National Guard to Support Law Enforcement Along the Southwest Border

The Obama administration announced that it will begin deploying 1,200 National Guard troops to the Southwest border beginning on August 1, 2010. This deployment comes as part of the administration's efforts to combat the transnational criminal organizations that smuggle weapons, cash, and people across the Southwest border. Homeland Security Secretary, Janet Napolitano, stated that the National Guard "will provide direct support to federal law enforcement officers and agents working in high-risk areas to disrupt criminal organizations seeking to move people and goods illegally across the Southwest border." In addition, the President has also requested $600 million in supplemental funds for enhanced border protection and law enforcement activities.

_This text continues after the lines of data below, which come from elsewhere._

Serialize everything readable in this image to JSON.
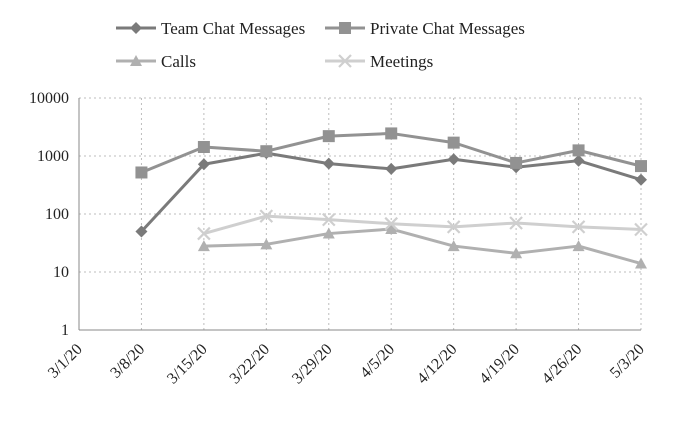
{
  "chart_data": {
    "type": "line",
    "title": "",
    "xlabel": "",
    "ylabel": "",
    "yscale": "log",
    "ylim": [
      1,
      10000
    ],
    "grid": true,
    "legend_position": "top",
    "categories": [
      "3/1/20",
      "3/8/20",
      "3/15/20",
      "3/22/20",
      "3/29/20",
      "4/5/20",
      "4/12/20",
      "4/19/20",
      "4/26/20",
      "5/3/20"
    ],
    "y_ticks": [
      1,
      10,
      100,
      1000,
      10000
    ],
    "y_tick_labels": [
      "1",
      "10",
      "100",
      "1000",
      "10000"
    ],
    "series": [
      {
        "name": "Team Chat Messages",
        "marker": "diamond",
        "color": "#7a7a7a",
        "values": [
          null,
          50,
          720,
          1120,
          740,
          600,
          880,
          640,
          830,
          390
        ]
      },
      {
        "name": "Private Chat Messages",
        "marker": "square",
        "color": "#929292",
        "values": [
          null,
          520,
          1430,
          1210,
          2200,
          2450,
          1700,
          760,
          1250,
          670
        ]
      },
      {
        "name": "Calls",
        "marker": "triangle",
        "color": "#b0b0b0",
        "values": [
          null,
          null,
          28,
          30,
          46,
          55,
          28,
          21,
          28,
          14
        ]
      },
      {
        "name": "Meetings",
        "marker": "x",
        "color": "#cfcfcf",
        "values": [
          null,
          null,
          46,
          92,
          80,
          68,
          60,
          70,
          60,
          54
        ]
      }
    ]
  }
}
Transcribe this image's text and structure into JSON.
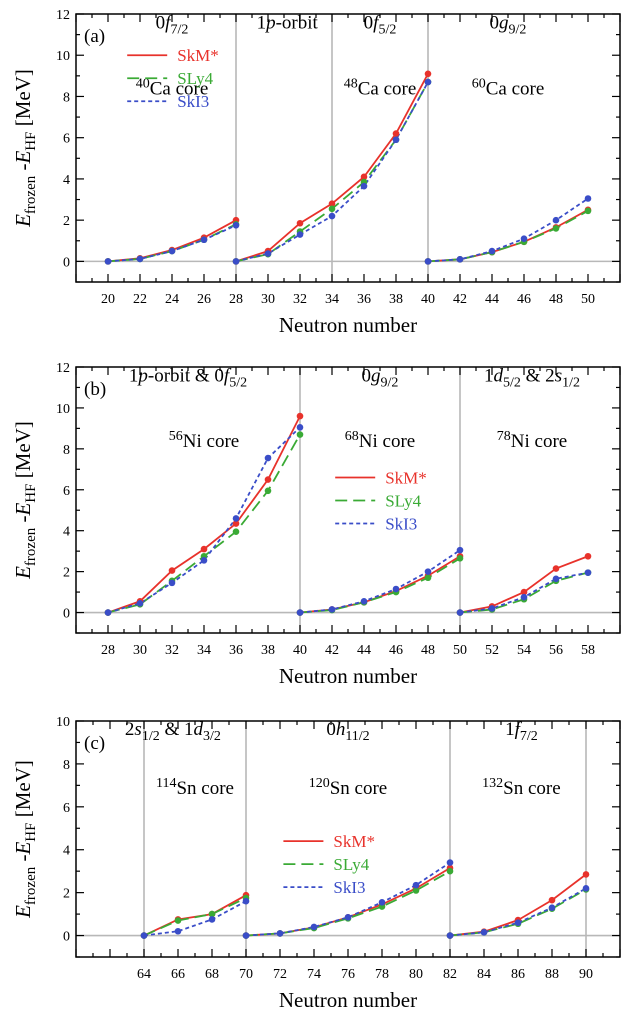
{
  "chart_data": [
    {
      "type": "line",
      "panel_label": "(a)",
      "xlabel": "Neutron number",
      "ylabel": "E_frozen - E_HF [MeV]",
      "xlim": [
        18,
        52
      ],
      "ylim": [
        -1,
        12
      ],
      "xticks": [
        20,
        22,
        24,
        26,
        28,
        30,
        32,
        34,
        36,
        38,
        40,
        42,
        44,
        46,
        48,
        50
      ],
      "yticks": [
        0,
        2,
        4,
        6,
        8,
        10,
        12
      ],
      "vlines": [
        28,
        34,
        40
      ],
      "legend": {
        "x": 21.2,
        "y": 10.0
      },
      "annotations": [
        {
          "x": 24,
          "y": 11.3,
          "parts": [
            {
              "t": "0"
            },
            {
              "t": "f",
              "i": true
            },
            {
              "t": "7/2",
              "sub": true
            }
          ]
        },
        {
          "x": 31.2,
          "y": 11.3,
          "parts": [
            {
              "t": "1"
            },
            {
              "t": "p",
              "i": true
            },
            {
              "t": "-orbit"
            }
          ]
        },
        {
          "x": 37,
          "y": 11.3,
          "parts": [
            {
              "t": "0"
            },
            {
              "t": "f",
              "i": true
            },
            {
              "t": "5/2",
              "sub": true
            }
          ]
        },
        {
          "x": 45,
          "y": 11.3,
          "parts": [
            {
              "t": "0"
            },
            {
              "t": "g",
              "i": true
            },
            {
              "t": "9/2",
              "sub": true
            }
          ]
        },
        {
          "x": 24,
          "y": 8.1,
          "parts": [
            {
              "t": "40",
              "sup": true
            },
            {
              "t": "Ca core"
            }
          ]
        },
        {
          "x": 37,
          "y": 8.1,
          "parts": [
            {
              "t": "48",
              "sup": true
            },
            {
              "t": "Ca core"
            }
          ]
        },
        {
          "x": 45,
          "y": 8.1,
          "parts": [
            {
              "t": "60",
              "sup": true
            },
            {
              "t": "Ca core"
            }
          ]
        }
      ],
      "series": [
        {
          "name": "SkM*",
          "color": "#e8322b",
          "dash": "none",
          "segments": [
            {
              "x": [
                20,
                22,
                24,
                26,
                28
              ],
              "y": [
                0,
                0.15,
                0.55,
                1.15,
                2.0
              ]
            },
            {
              "x": [
                28,
                30,
                32,
                34,
                36,
                38,
                40
              ],
              "y": [
                0,
                0.5,
                1.85,
                2.8,
                4.1,
                6.2,
                9.1
              ]
            },
            {
              "x": [
                40,
                42,
                44,
                46,
                48,
                50
              ],
              "y": [
                0,
                0.1,
                0.45,
                0.95,
                1.65,
                2.5
              ]
            }
          ]
        },
        {
          "name": "SLy4",
          "color": "#3aaa35",
          "dash": "12,6",
          "segments": [
            {
              "x": [
                20,
                22,
                24,
                26,
                28
              ],
              "y": [
                0,
                0.12,
                0.5,
                1.05,
                1.8
              ]
            },
            {
              "x": [
                28,
                30,
                32,
                34,
                36,
                38,
                40
              ],
              "y": [
                0,
                0.35,
                1.45,
                2.55,
                3.85,
                5.9,
                8.7
              ]
            },
            {
              "x": [
                40,
                42,
                44,
                46,
                48,
                50
              ],
              "y": [
                0,
                0.1,
                0.45,
                0.95,
                1.6,
                2.45
              ]
            }
          ]
        },
        {
          "name": "SkI3",
          "color": "#3a4dc8",
          "dash": "4,3",
          "segments": [
            {
              "x": [
                20,
                22,
                24,
                26,
                28
              ],
              "y": [
                0,
                0.12,
                0.5,
                1.05,
                1.75
              ]
            },
            {
              "x": [
                28,
                30,
                32,
                34,
                36,
                38,
                40
              ],
              "y": [
                0,
                0.38,
                1.3,
                2.2,
                3.65,
                5.9,
                8.7
              ]
            },
            {
              "x": [
                40,
                42,
                44,
                46,
                48,
                50
              ],
              "y": [
                0,
                0.1,
                0.5,
                1.1,
                2.0,
                3.05
              ]
            }
          ]
        }
      ]
    },
    {
      "type": "line",
      "panel_label": "(b)",
      "xlabel": "Neutron number",
      "ylabel": "E_frozen - E_HF [MeV]",
      "xlim": [
        26,
        60
      ],
      "ylim": [
        -1,
        12
      ],
      "xticks": [
        28,
        30,
        32,
        34,
        36,
        38,
        40,
        42,
        44,
        46,
        48,
        50,
        52,
        54,
        56,
        58
      ],
      "yticks": [
        0,
        2,
        4,
        6,
        8,
        10,
        12
      ],
      "vlines": [
        40,
        50
      ],
      "legend": {
        "x": 42.2,
        "y": 6.6
      },
      "annotations": [
        {
          "x": 33,
          "y": 11.3,
          "parts": [
            {
              "t": "1"
            },
            {
              "t": "p",
              "i": true
            },
            {
              "t": "-orbit & 0"
            },
            {
              "t": "f",
              "i": true
            },
            {
              "t": "5/2",
              "sub": true
            }
          ]
        },
        {
          "x": 45,
          "y": 11.3,
          "parts": [
            {
              "t": "0"
            },
            {
              "t": "g",
              "i": true
            },
            {
              "t": "9/2",
              "sub": true
            }
          ]
        },
        {
          "x": 54.5,
          "y": 11.3,
          "parts": [
            {
              "t": "1"
            },
            {
              "t": "d",
              "i": true
            },
            {
              "t": "5/2",
              "sub": true
            },
            {
              "t": " & 2"
            },
            {
              "t": "s",
              "i": true
            },
            {
              "t": "1/2",
              "sub": true
            }
          ]
        },
        {
          "x": 34,
          "y": 8.1,
          "parts": [
            {
              "t": "56",
              "sup": true
            },
            {
              "t": "Ni core"
            }
          ]
        },
        {
          "x": 45,
          "y": 8.1,
          "parts": [
            {
              "t": "68",
              "sup": true
            },
            {
              "t": "Ni core"
            }
          ]
        },
        {
          "x": 54.5,
          "y": 8.1,
          "parts": [
            {
              "t": "78",
              "sup": true
            },
            {
              "t": "Ni core"
            }
          ]
        }
      ],
      "series": [
        {
          "name": "SkM*",
          "color": "#e8322b",
          "dash": "none",
          "segments": [
            {
              "x": [
                28,
                30,
                32,
                34,
                36,
                38,
                40
              ],
              "y": [
                0,
                0.55,
                2.05,
                3.1,
                4.35,
                6.5,
                9.6
              ]
            },
            {
              "x": [
                40,
                42,
                44,
                46,
                48,
                50
              ],
              "y": [
                0,
                0.15,
                0.5,
                1.05,
                1.8,
                2.75
              ]
            },
            {
              "x": [
                50,
                52,
                54,
                56,
                58
              ],
              "y": [
                0,
                0.3,
                1.0,
                2.15,
                2.75
              ]
            }
          ]
        },
        {
          "name": "SLy4",
          "color": "#3aaa35",
          "dash": "12,6",
          "segments": [
            {
              "x": [
                28,
                30,
                32,
                34,
                36,
                38,
                40
              ],
              "y": [
                0,
                0.4,
                1.55,
                2.75,
                3.95,
                5.95,
                8.7
              ]
            },
            {
              "x": [
                40,
                42,
                44,
                46,
                48,
                50
              ],
              "y": [
                0,
                0.12,
                0.5,
                1.0,
                1.7,
                2.65
              ]
            },
            {
              "x": [
                50,
                52,
                54,
                56,
                58
              ],
              "y": [
                0,
                0.15,
                0.65,
                1.55,
                1.95
              ]
            }
          ]
        },
        {
          "name": "SkI3",
          "color": "#3a4dc8",
          "dash": "4,3",
          "segments": [
            {
              "x": [
                28,
                30,
                32,
                34,
                36,
                38,
                40
              ],
              "y": [
                0,
                0.45,
                1.45,
                2.55,
                4.6,
                7.55,
                9.05
              ]
            },
            {
              "x": [
                40,
                42,
                44,
                46,
                48,
                50
              ],
              "y": [
                0,
                0.15,
                0.55,
                1.15,
                2.0,
                3.05
              ]
            },
            {
              "x": [
                50,
                52,
                54,
                56,
                58
              ],
              "y": [
                0,
                0.2,
                0.75,
                1.65,
                1.95
              ]
            }
          ]
        }
      ]
    },
    {
      "type": "line",
      "panel_label": "(c)",
      "xlabel": "Neutron number",
      "ylabel": "E_frozen - E_HF [MeV]",
      "xlim": [
        60,
        92
      ],
      "ylim": [
        -1,
        10
      ],
      "xticks": [
        64,
        66,
        68,
        70,
        72,
        74,
        76,
        78,
        80,
        82,
        84,
        86,
        88,
        90
      ],
      "yticks": [
        0,
        2,
        4,
        6,
        8,
        10
      ],
      "vlines": [
        64,
        70,
        82,
        90
      ],
      "legend": {
        "x": 72.2,
        "y": 4.4
      },
      "annotations": [
        {
          "x": 65.7,
          "y": 9.35,
          "parts": [
            {
              "t": "2"
            },
            {
              "t": "s",
              "i": true
            },
            {
              "t": "1/2",
              "sub": true
            },
            {
              "t": " & 1"
            },
            {
              "t": "d",
              "i": true
            },
            {
              "t": "3/2",
              "sub": true
            }
          ]
        },
        {
          "x": 76,
          "y": 9.35,
          "parts": [
            {
              "t": "0"
            },
            {
              "t": "h",
              "i": true
            },
            {
              "t": "11/2",
              "sub": true
            }
          ]
        },
        {
          "x": 86.2,
          "y": 9.35,
          "parts": [
            {
              "t": "1"
            },
            {
              "t": "f",
              "i": true
            },
            {
              "t": "7/2",
              "sub": true
            }
          ]
        },
        {
          "x": 67,
          "y": 6.6,
          "parts": [
            {
              "t": "114",
              "sup": true
            },
            {
              "t": "Sn core"
            }
          ]
        },
        {
          "x": 76,
          "y": 6.6,
          "parts": [
            {
              "t": "120",
              "sup": true
            },
            {
              "t": "Sn core"
            }
          ]
        },
        {
          "x": 86.2,
          "y": 6.6,
          "parts": [
            {
              "t": "132",
              "sup": true
            },
            {
              "t": "Sn core"
            }
          ]
        }
      ],
      "series": [
        {
          "name": "SkM*",
          "color": "#e8322b",
          "dash": "none",
          "segments": [
            {
              "x": [
                64,
                66,
                68,
                70
              ],
              "y": [
                0,
                0.75,
                1.0,
                1.88
              ]
            },
            {
              "x": [
                70,
                72,
                74,
                76,
                78,
                80,
                82
              ],
              "y": [
                0,
                0.1,
                0.38,
                0.85,
                1.45,
                2.2,
                3.15
              ]
            },
            {
              "x": [
                82,
                84,
                86,
                88,
                90
              ],
              "y": [
                0,
                0.18,
                0.72,
                1.65,
                2.85
              ]
            }
          ]
        },
        {
          "name": "SLy4",
          "color": "#3aaa35",
          "dash": "12,6",
          "segments": [
            {
              "x": [
                64,
                66,
                68,
                70
              ],
              "y": [
                0,
                0.7,
                1.0,
                1.75
              ]
            },
            {
              "x": [
                70,
                72,
                74,
                76,
                78,
                80,
                82
              ],
              "y": [
                0,
                0.1,
                0.35,
                0.8,
                1.35,
                2.1,
                3.0
              ]
            },
            {
              "x": [
                82,
                84,
                86,
                88,
                90
              ],
              "y": [
                0,
                0.15,
                0.55,
                1.25,
                2.15
              ]
            }
          ]
        },
        {
          "name": "SkI3",
          "color": "#3a4dc8",
          "dash": "4,3",
          "segments": [
            {
              "x": [
                64,
                66,
                68,
                70
              ],
              "y": [
                0,
                0.2,
                0.75,
                1.6
              ]
            },
            {
              "x": [
                70,
                72,
                74,
                76,
                78,
                80,
                82
              ],
              "y": [
                0,
                0.1,
                0.4,
                0.85,
                1.55,
                2.35,
                3.4
              ]
            },
            {
              "x": [
                82,
                84,
                86,
                88,
                90
              ],
              "y": [
                0,
                0.15,
                0.6,
                1.3,
                2.2
              ]
            }
          ]
        }
      ]
    }
  ]
}
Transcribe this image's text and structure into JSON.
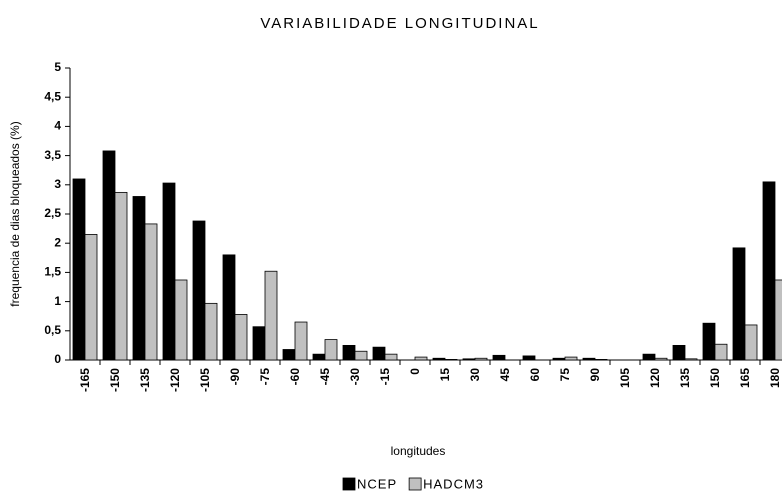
{
  "chart_data": {
    "type": "bar",
    "title": "VARIABILIDADE LONGITUDINAL",
    "x_label": "longitudes",
    "y_label": "frequencia de dias bloqueados (%)",
    "categories": [
      "-165",
      "-150",
      "-135",
      "-120",
      "-105",
      "-90",
      "-75",
      "-60",
      "-45",
      "-30",
      "-15",
      "0",
      "15",
      "30",
      "45",
      "60",
      "75",
      "90",
      "105",
      "120",
      "135",
      "150",
      "165",
      "180"
    ],
    "series": [
      {
        "name": "NCEP",
        "color": "#000000",
        "values": [
          3.1,
          3.58,
          2.8,
          3.03,
          2.38,
          1.8,
          0.57,
          0.18,
          0.1,
          0.25,
          0.22,
          0,
          0.03,
          0.02,
          0.08,
          0.07,
          0.03,
          0.03,
          0,
          0.1,
          0.25,
          0.63,
          1.92,
          3.05
        ]
      },
      {
        "name": "HADCM3",
        "color": "#c0c0c0",
        "values": [
          2.15,
          2.87,
          2.33,
          1.37,
          0.97,
          0.78,
          1.52,
          0.65,
          0.35,
          0.15,
          0.1,
          0.05,
          0.01,
          0.03,
          0,
          0,
          0.05,
          0.01,
          0,
          0.03,
          0.02,
          0.27,
          0.6,
          1.37
        ]
      }
    ],
    "ylim": [
      0,
      5
    ],
    "yticks": [
      0,
      {
        "value": 0.5,
        "label": "0,5"
      },
      1,
      {
        "value": 1.5,
        "label": "1,5"
      },
      2,
      {
        "value": 2.5,
        "label": "2,5"
      },
      3,
      {
        "value": 3.5,
        "label": "3,5"
      },
      4,
      {
        "value": 4.5,
        "label": "4,5"
      },
      5
    ],
    "legend": "bottom"
  }
}
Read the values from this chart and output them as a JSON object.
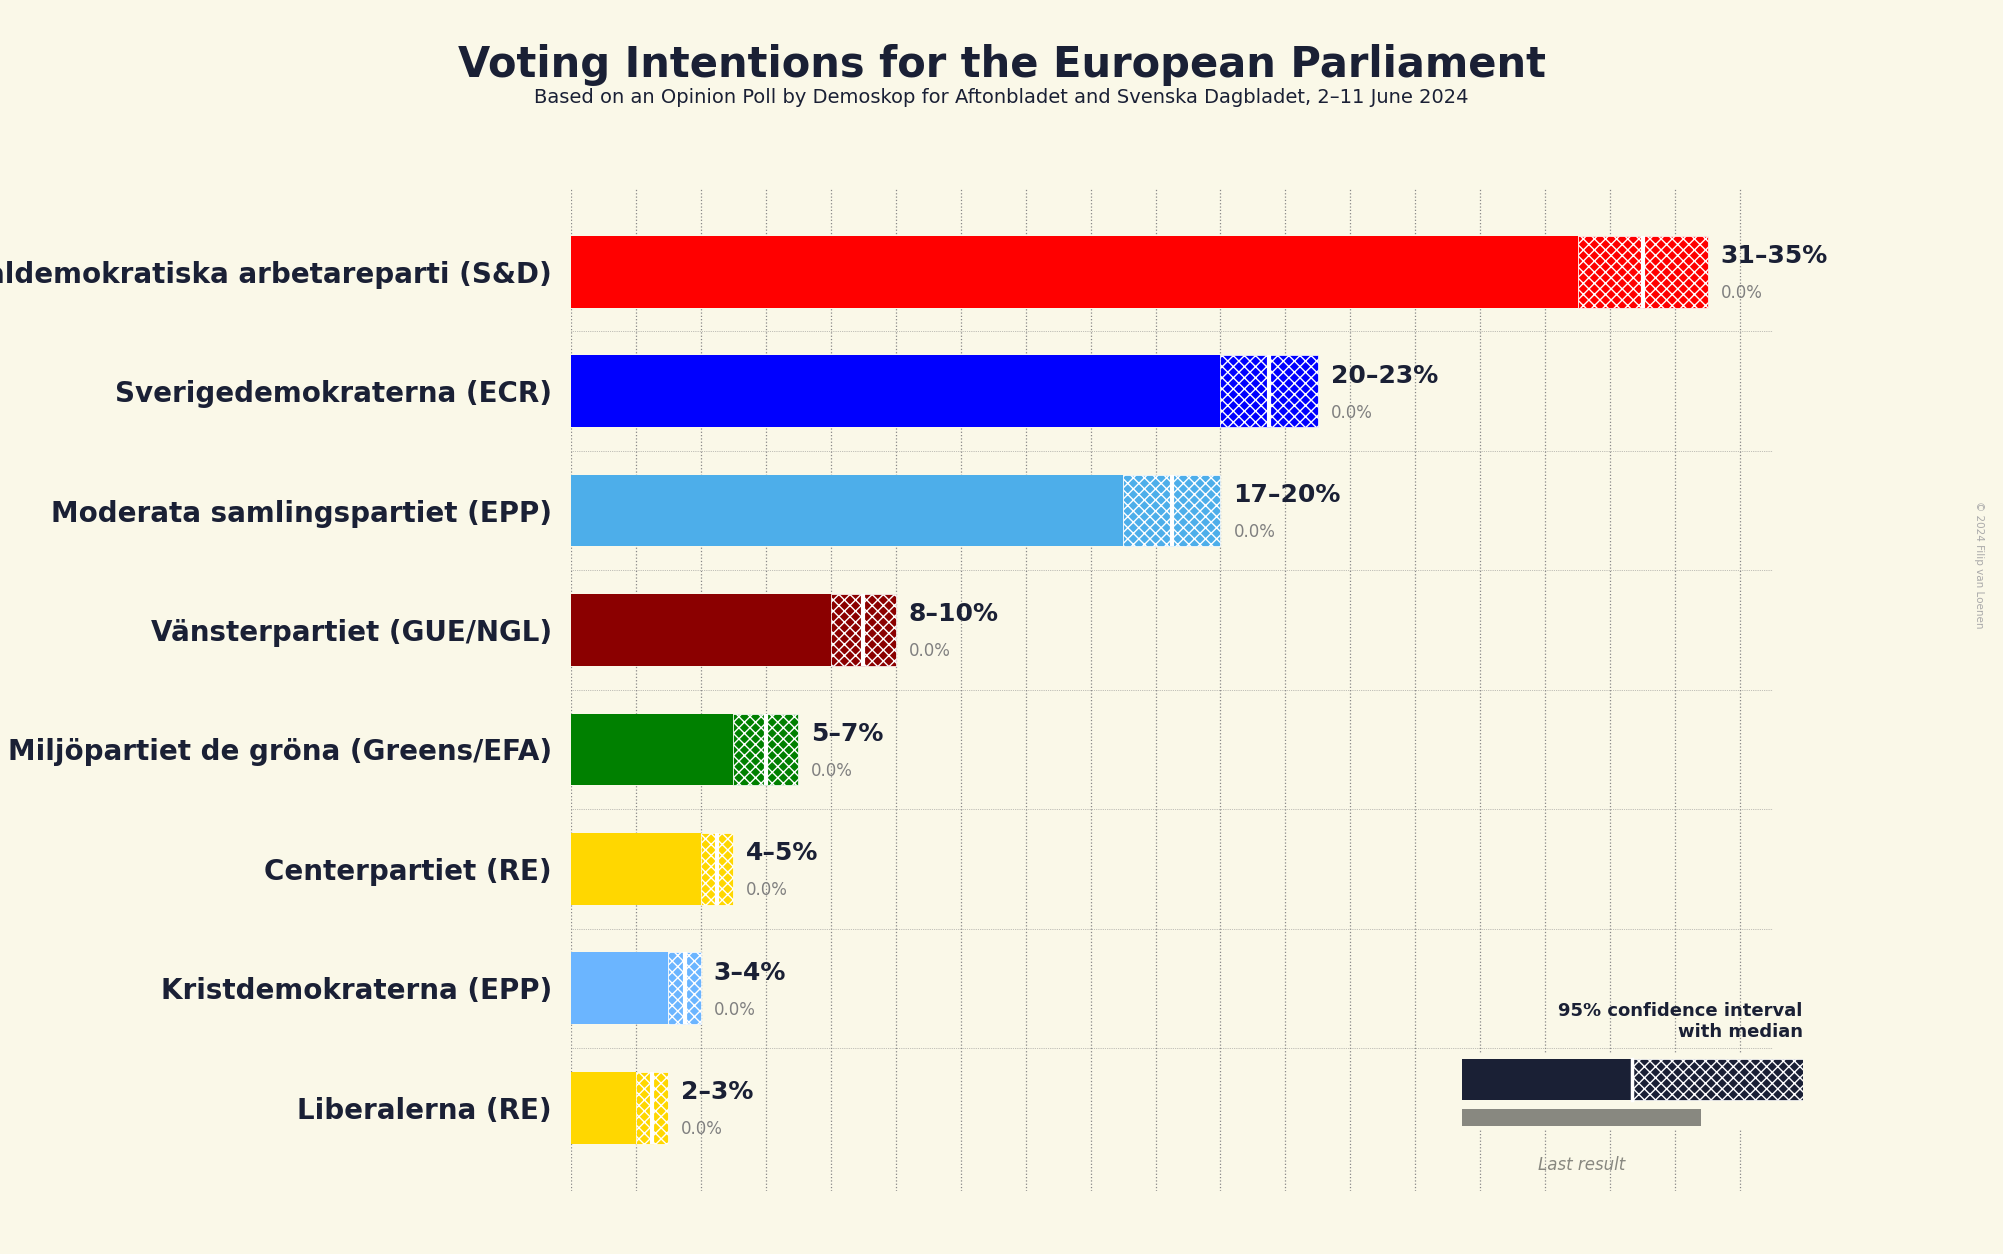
{
  "title": "Voting Intentions for the European Parliament",
  "subtitle": "Based on an Opinion Poll by Demoskop for Aftonbladet and Svenska Dagbladet, 2–11 June 2024",
  "background_color": "#faf8e8",
  "parties": [
    {
      "name": "Sveriges socialdemokratiska arbetareparti (S&D)",
      "low": 31,
      "high": 35,
      "median": 33,
      "color": "#FF0000",
      "label": "31–35%"
    },
    {
      "name": "Sverigedemokraterna (ECR)",
      "low": 20,
      "high": 23,
      "median": 21.5,
      "color": "#0000FF",
      "label": "20–23%"
    },
    {
      "name": "Moderata samlingspartiet (EPP)",
      "low": 17,
      "high": 20,
      "median": 18.5,
      "color": "#4DAEEA",
      "label": "17–20%"
    },
    {
      "name": "Vänsterpartiet (GUE/NGL)",
      "low": 8,
      "high": 10,
      "median": 9,
      "color": "#8B0000",
      "label": "8–10%"
    },
    {
      "name": "Miljöpartiet de gröna (Greens/EFA)",
      "low": 5,
      "high": 7,
      "median": 6,
      "color": "#008000",
      "label": "5–7%"
    },
    {
      "name": "Centerpartiet (RE)",
      "low": 4,
      "high": 5,
      "median": 4.5,
      "color": "#FFD700",
      "label": "4–5%"
    },
    {
      "name": "Kristdemokraterna (EPP)",
      "low": 3,
      "high": 4,
      "median": 3.5,
      "color": "#6BB5FF",
      "label": "3–4%"
    },
    {
      "name": "Liberalerna (RE)",
      "low": 2,
      "high": 3,
      "median": 2.5,
      "color": "#FFD700",
      "label": "2–3%"
    }
  ],
  "xlim": [
    0,
    37
  ],
  "tick_values": [
    0,
    2,
    4,
    6,
    8,
    10,
    12,
    14,
    16,
    18,
    20,
    22,
    24,
    26,
    28,
    30,
    32,
    34,
    36
  ],
  "grid_color": "#888888",
  "title_fontsize": 30,
  "subtitle_fontsize": 14,
  "party_label_fontsize": 20,
  "value_label_fontsize": 18,
  "bar_height": 0.6,
  "copyright": "© 2024 Filip van Loenen",
  "legend_text": "95% confidence interval\nwith median",
  "legend_last": "Last result",
  "legend_dark_color": "#1a2035",
  "legend_gray_color": "#888880"
}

Changes to Payment Options at USCIS Offices

Cash will no longer be accepted at U.S. Citizenship and Immigration Services (CIS) domestic offices and U.S. territories effective October 1, 2010. CIS states that "eliminating the acceptance of cash will reduce...operating costs." CIS customers may pay using checks (including personal checks), money orders, and credit cards. Checks and money orders must be made payable to the U.S. Department of Homeland Security.